La guerra que abrió el camino para la Revolución Rusa
Flavio Zalazar/El Furgón – Las efemérides conmueven, somos animales de coyunturas. Los acontecimientos determinantes, con el paso de los años, se remueven en la rutina. Trillar sobre lo sembrado es para pocos hombres que atreven en convertir su prédica en obstinación; son los menos, los denominamos imprescindibles. Al resto le cabe la labor de hurgar, inmiscuirse en territorios olvidados. ¿Será esa la labor del periodismo? Oportuna la pregunta, aunque suene ramplona.
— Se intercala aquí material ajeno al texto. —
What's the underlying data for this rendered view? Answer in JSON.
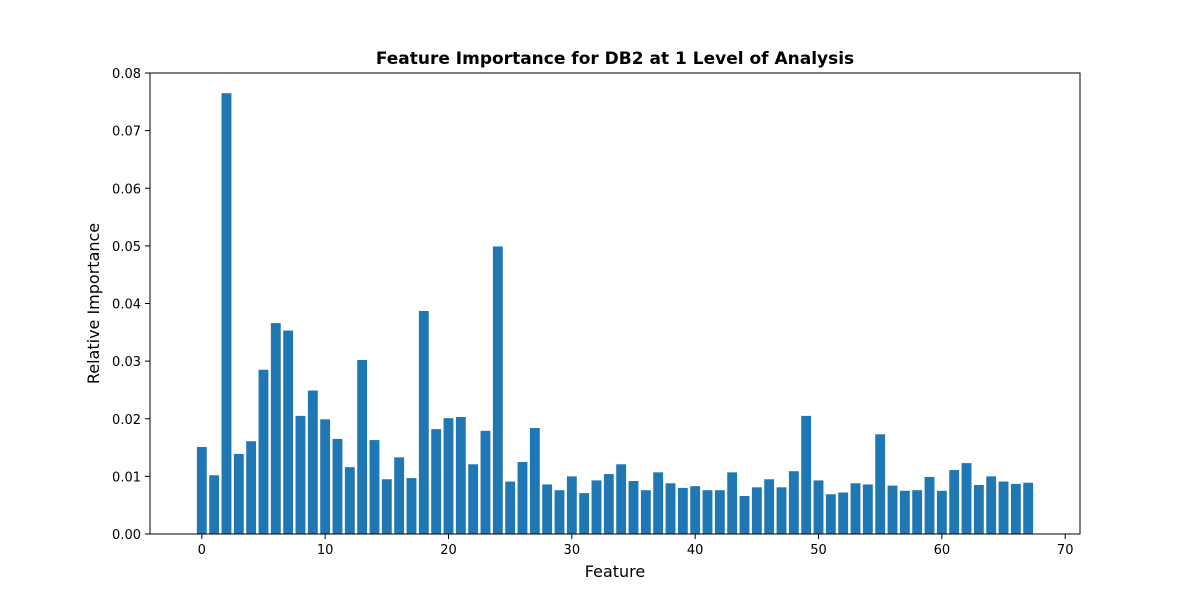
{
  "chart_data": {
    "type": "bar",
    "title": "Feature Importance for DB2 at 1 Level of Analysis",
    "xlabel": "Feature",
    "ylabel": "Relative Importance",
    "xlim": [
      -4.2,
      71.2
    ],
    "ylim": [
      0,
      0.08
    ],
    "x_ticks": [
      0,
      10,
      20,
      30,
      40,
      50,
      60,
      70
    ],
    "y_ticks": [
      0,
      0.01,
      0.02,
      0.03,
      0.04,
      0.05,
      0.06,
      0.07,
      0.08
    ],
    "x_tick_labels": [
      "0",
      "10",
      "20",
      "30",
      "40",
      "50",
      "60",
      "70"
    ],
    "y_tick_labels": [
      "0.00",
      "0.01",
      "0.02",
      "0.03",
      "0.04",
      "0.05",
      "0.06",
      "0.07",
      "0.08"
    ],
    "bar_color": "#1f77b4",
    "x": [
      0,
      1,
      2,
      3,
      4,
      5,
      6,
      7,
      8,
      9,
      10,
      11,
      12,
      13,
      14,
      15,
      16,
      17,
      18,
      19,
      20,
      21,
      22,
      23,
      24,
      25,
      26,
      27,
      28,
      29,
      30,
      31,
      32,
      33,
      34,
      35,
      36,
      37,
      38,
      39,
      40,
      41,
      42,
      43,
      44,
      45,
      46,
      47,
      48,
      49,
      50,
      51,
      52,
      53,
      54,
      55,
      56,
      57,
      58,
      59,
      60,
      61,
      62,
      63,
      64,
      65,
      66,
      67
    ],
    "values": [
      0.0151,
      0.0102,
      0.0765,
      0.0139,
      0.0161,
      0.0285,
      0.0366,
      0.0353,
      0.0205,
      0.0249,
      0.0199,
      0.0165,
      0.0116,
      0.0302,
      0.0163,
      0.0095,
      0.0133,
      0.0097,
      0.0387,
      0.0182,
      0.0201,
      0.0203,
      0.0121,
      0.0179,
      0.0499,
      0.0091,
      0.0125,
      0.0184,
      0.0086,
      0.0076,
      0.01,
      0.0071,
      0.0093,
      0.0104,
      0.0121,
      0.0092,
      0.0076,
      0.0107,
      0.0088,
      0.008,
      0.0083,
      0.0076,
      0.0076,
      0.0107,
      0.0066,
      0.0081,
      0.0095,
      0.0081,
      0.0109,
      0.0205,
      0.0093,
      0.0069,
      0.0072,
      0.0088,
      0.0086,
      0.0173,
      0.0084,
      0.0075,
      0.0076,
      0.0099,
      0.0075,
      0.0111,
      0.0123,
      0.0085,
      0.01,
      0.0091,
      0.0087,
      0.0089
    ]
  }
}
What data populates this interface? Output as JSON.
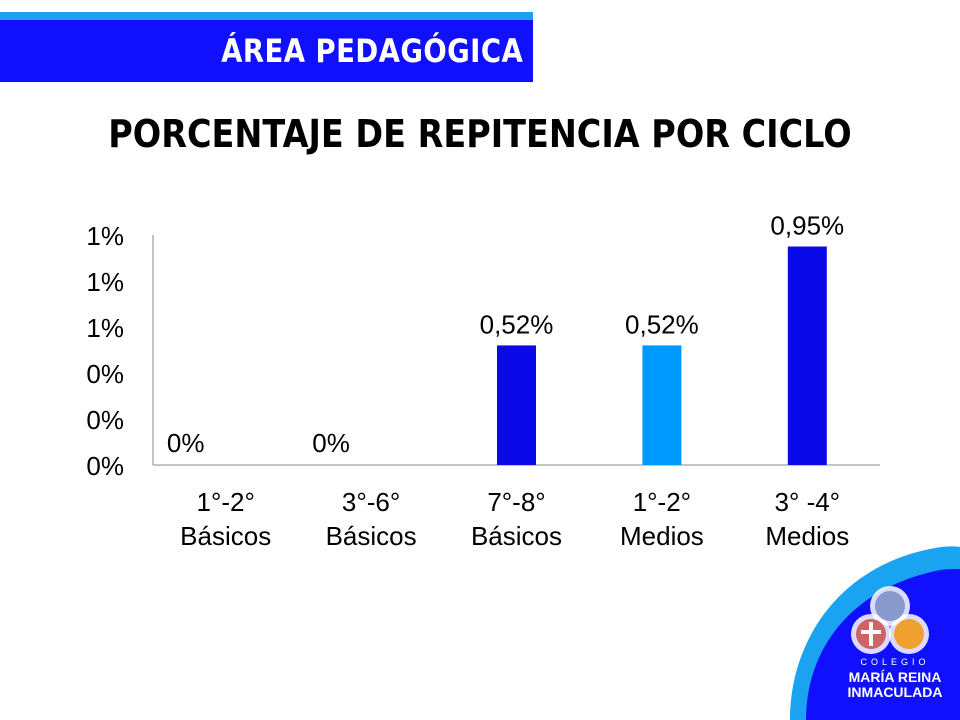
{
  "header": {
    "banner_text": "ÁREA PEDAGÓGICA",
    "banner_color": "#1010ff",
    "stripe_color": "#1aa3f0"
  },
  "logo": {
    "small_text": "COLEGIO",
    "name": "MARÍA REINA",
    "sub": "INMACULADA"
  },
  "chart_data": {
    "type": "bar",
    "title": "PORCENTAJE DE REPITENCIA POR CICLO",
    "categories": [
      [
        "1°-2°",
        "Básicos"
      ],
      [
        "3°-6°",
        "Básicos"
      ],
      [
        "7°-8°",
        "Básicos"
      ],
      [
        "1°-2°",
        "Medios"
      ],
      [
        "3° -4°",
        "Medios"
      ]
    ],
    "values": [
      0,
      0,
      0.52,
      0.52,
      0.95
    ],
    "data_labels": [
      "0%",
      "0%",
      "0,52%",
      "0,52%",
      "0,95%"
    ],
    "bar_colors": [
      "#0a0ae8",
      "#0a0ae8",
      "#0a0ae8",
      "#0099ff",
      "#0a0ae8"
    ],
    "y_tick_labels": [
      "0%",
      "0%",
      "0%",
      "1%",
      "1%",
      "1%"
    ],
    "ylim": [
      0,
      1
    ],
    "grid": false,
    "legend": "none"
  }
}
Vivimos el recuerdo de los cien años de la Revolución Rusa (expresar “Rusa”, o mejor “rusa” como gentilicio, o el uso nominal de “Rusia” al país, fue por muchos años un fenómeno de vaciamiento ideológico a lo sucedido de parte del capitalismo y su propaganda; ciñe Revolución Soviética); muchas referencias, todas ellas explicativas con ejemplares estudios y opiniones fundadas; pero poco se dirá, a riesgo de necedad, sobre un conflicto que pasó a ser determinante -Acorazado de Potkemin, mediante- en el esclarecimiento de vastos sectores populares: la guerra ruso-japonesa; trance donde la institución Ejército mordió el polvo y la dirigencia monárquica masculló impotencia, en ambos casos del país europeo.
El capitalismo como razón concentrada
Durante la totalidad del siglo XX, los europeos y los norteamericanos denominaron a la zona de China y Japón “el Lejano Oriente”, de acuerdo con la costumbre de nombrar y concebir al mundo entero como organizado alrededor de un “centro civilizado”, sus propios países, principalmente las potencias más fuertes.
A principios de ese siglo, Inglaterra, Francia, Alemania y los Estados Unidos rivalizaban a escala mundial por repartirse el mismo y generaban a su vez la entrada de las potencias menores, como Rusia, Italia u Holanda, a la disputa por el reparto del planeta. Las congregaba la fuerza expansiva del capitalismo monopolista y sus hegemonías eran explicadas bajo consideraciones espiritualistas y racistas a la vez.
Por ese tiempo, Japón, en el Pacífico asiático, ya estaba demostrando que la expansión acaparadora e imperialista, así como la industrialización, no eran patrimonio de las “intransferibles cualidades raciales”, sino del desarrollo histórico y la supremacía beligerante en la región por años. Al interferir Rusia, una potencia europea menor –pero blanca y cristiana- en órbita ajena, pagó el costo. Y con creces para su clase gobernante.
La confrontación
Los escenarios terrestres fueron en su mayoría en la península de Corea y la lucha marítima en las aguas del Mar del Japón, el Mar Amarillo y la Bahía de Corea, inmersa en el Golfo de Liao-Tung; el motivo formal de la disputa fue la extensión del ferrocarril denominado Transiberiano y las riquezas minerales del territorio. El total de combatientes movilizados ascendió a los dos millones de soldados, contando como pérdidas en el curso de la guerra más de 500 mil combatientes.
Un verdadero “paseo” dan cuentan las crónicas americanas de las tropas del Mariscal Oyama por sobre el “niño dilecto” de la ociosa corte zarista el General Kuropatkin. Esto minó los efectos de un plan de desarrollo económico impulsado por el conde Witte -él mismo tuvo que parlamentar la rendición- y dio lugar al comienzo del fin, influyendo en los acontecimientos que “estremecieron el mundo”, doce años después.
La victoria de Japón tuvo una indudable repercusión psicológica. En los pueblos asiáticos -luego aprenderían que el imperialismo japonés era tan rapaz y opresor como cualquier otro-, la victoria japonesa contribuyó a afirmar que se podía combatir contra el europeo con sus propias armas. Para el pueblo ruso fue la plasmación del sumo grado psicótico de su casta monárquica; los mandaron “al muere” estimaría Jorge Luis Borges, montando solo el alazán de la soberbia.
Consideraciones inevitables
La guerra ruso-japonesa costó la vida de millares de combatientes, tomó como objetos pasivos a las poblaciones chinas y coreanas, pero también parió una emergencia social. El acto se tradujo luego en repuesta política con la creación de los colectivos de conducción (soviet), un arma sin igual de los humildes
Esos marineros que en las bodegas del acorazado montado por Serguei Eisenstein clamaron en contra de una lucha que no era de ellos -una verdadera toma de conciencia- supieron, en la vida, construir una vanguardia henchida de obreros y campesinos, el Partido Bolchevique, sostenido en la idea del político más innovador de todos los tiempos: Lenin. Y que los eunucos bufen.